陽気なドクターは執着を拗らせている。
東医療センターの内科医、綿谷先生とは、患者と医者ではない。
1年前、居酒屋でたまたま隣の席になったことを良いことに、おひとり様だった私に、同じくおひとり様を満喫していた綿谷先生が話しかけてきたことが始まりだった。
綿谷先生は陽気な人で、話してたら面白くて。顔もかっこよくて、東医療センターでは評判の先生だ。
記憶をなくし、目を覚ますとどこか分からない部屋に連れ込まれていた。ベッドの上にいた私は衣服を身につけておらず、隣には同じく私同様、衣服を身に着けておらず、気持ちよさそうに寝ている綿谷先生がいた。
ベッド付近に散らばっていたのは大量の使用済みのティッシュと大量の使用済みの避妊具。それに見たことない大人のオモチャが数多く散らばっていた。

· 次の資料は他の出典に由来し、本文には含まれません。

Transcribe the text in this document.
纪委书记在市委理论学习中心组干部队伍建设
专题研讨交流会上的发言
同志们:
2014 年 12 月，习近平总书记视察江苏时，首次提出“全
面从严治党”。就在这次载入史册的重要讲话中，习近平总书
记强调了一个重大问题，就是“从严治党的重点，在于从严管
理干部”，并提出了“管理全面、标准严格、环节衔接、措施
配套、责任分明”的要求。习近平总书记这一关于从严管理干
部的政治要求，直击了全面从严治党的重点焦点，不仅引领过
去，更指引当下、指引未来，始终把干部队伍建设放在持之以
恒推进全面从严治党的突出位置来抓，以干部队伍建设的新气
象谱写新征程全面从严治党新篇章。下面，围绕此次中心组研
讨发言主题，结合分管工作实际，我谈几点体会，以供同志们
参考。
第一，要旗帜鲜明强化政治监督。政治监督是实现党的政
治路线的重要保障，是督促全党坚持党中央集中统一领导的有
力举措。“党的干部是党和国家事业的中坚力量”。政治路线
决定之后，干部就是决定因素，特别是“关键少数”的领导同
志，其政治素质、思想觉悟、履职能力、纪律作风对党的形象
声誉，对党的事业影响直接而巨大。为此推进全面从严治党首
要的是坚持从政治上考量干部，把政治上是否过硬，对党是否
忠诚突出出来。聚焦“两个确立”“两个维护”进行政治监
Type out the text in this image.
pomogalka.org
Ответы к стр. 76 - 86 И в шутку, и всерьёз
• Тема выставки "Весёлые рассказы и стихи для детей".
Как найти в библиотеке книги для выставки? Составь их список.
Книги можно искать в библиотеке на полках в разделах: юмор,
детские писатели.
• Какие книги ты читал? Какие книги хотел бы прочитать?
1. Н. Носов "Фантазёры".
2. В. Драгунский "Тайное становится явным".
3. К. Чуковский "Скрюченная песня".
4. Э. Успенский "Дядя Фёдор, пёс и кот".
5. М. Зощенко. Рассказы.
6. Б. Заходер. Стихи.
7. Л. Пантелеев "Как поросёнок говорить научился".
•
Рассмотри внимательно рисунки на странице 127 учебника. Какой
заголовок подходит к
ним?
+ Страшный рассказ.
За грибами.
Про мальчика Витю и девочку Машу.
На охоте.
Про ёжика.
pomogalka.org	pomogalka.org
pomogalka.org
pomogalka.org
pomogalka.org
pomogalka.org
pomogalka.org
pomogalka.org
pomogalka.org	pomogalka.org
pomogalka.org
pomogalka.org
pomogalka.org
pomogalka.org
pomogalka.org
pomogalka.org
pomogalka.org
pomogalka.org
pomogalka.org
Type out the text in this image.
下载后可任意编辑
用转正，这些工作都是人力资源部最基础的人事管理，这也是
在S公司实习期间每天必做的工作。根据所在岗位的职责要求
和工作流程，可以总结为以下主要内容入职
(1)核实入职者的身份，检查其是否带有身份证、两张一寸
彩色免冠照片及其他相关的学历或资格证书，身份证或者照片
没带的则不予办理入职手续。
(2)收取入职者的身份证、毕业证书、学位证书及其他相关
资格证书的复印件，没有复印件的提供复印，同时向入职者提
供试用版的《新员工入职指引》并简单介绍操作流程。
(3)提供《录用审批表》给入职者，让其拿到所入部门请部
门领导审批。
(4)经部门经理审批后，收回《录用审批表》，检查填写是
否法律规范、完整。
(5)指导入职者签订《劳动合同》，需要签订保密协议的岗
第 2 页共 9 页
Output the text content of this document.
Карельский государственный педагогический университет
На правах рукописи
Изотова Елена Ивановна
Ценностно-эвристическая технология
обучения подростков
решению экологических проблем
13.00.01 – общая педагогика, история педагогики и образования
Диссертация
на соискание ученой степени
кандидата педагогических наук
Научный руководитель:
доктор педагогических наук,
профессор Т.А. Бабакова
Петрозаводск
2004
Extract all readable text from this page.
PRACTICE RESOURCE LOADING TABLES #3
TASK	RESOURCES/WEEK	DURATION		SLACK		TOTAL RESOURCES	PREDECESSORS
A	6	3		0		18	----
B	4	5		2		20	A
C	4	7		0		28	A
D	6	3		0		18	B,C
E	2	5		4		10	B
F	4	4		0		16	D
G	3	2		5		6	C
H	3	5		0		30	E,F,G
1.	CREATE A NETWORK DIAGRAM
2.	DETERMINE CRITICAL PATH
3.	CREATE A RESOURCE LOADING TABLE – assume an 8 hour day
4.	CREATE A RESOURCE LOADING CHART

体に異物感があったのは分かった。綿谷先生を受け入れてしまったことも分かる。ただ、どういう夜を過ごしてしまったのか、記憶にない私は思い出したくもなかった。
綿谷先生の連絡先をブロックし、逃げてしまった。
あれ以降、体調が悪くなると病院も東医療センターではなく、違う病院へと行くようにしていたし、あの居酒屋にもあれ以降行っていない。
矢田は何も悪くないけれど、つい、矢田を強く睨んでしまう。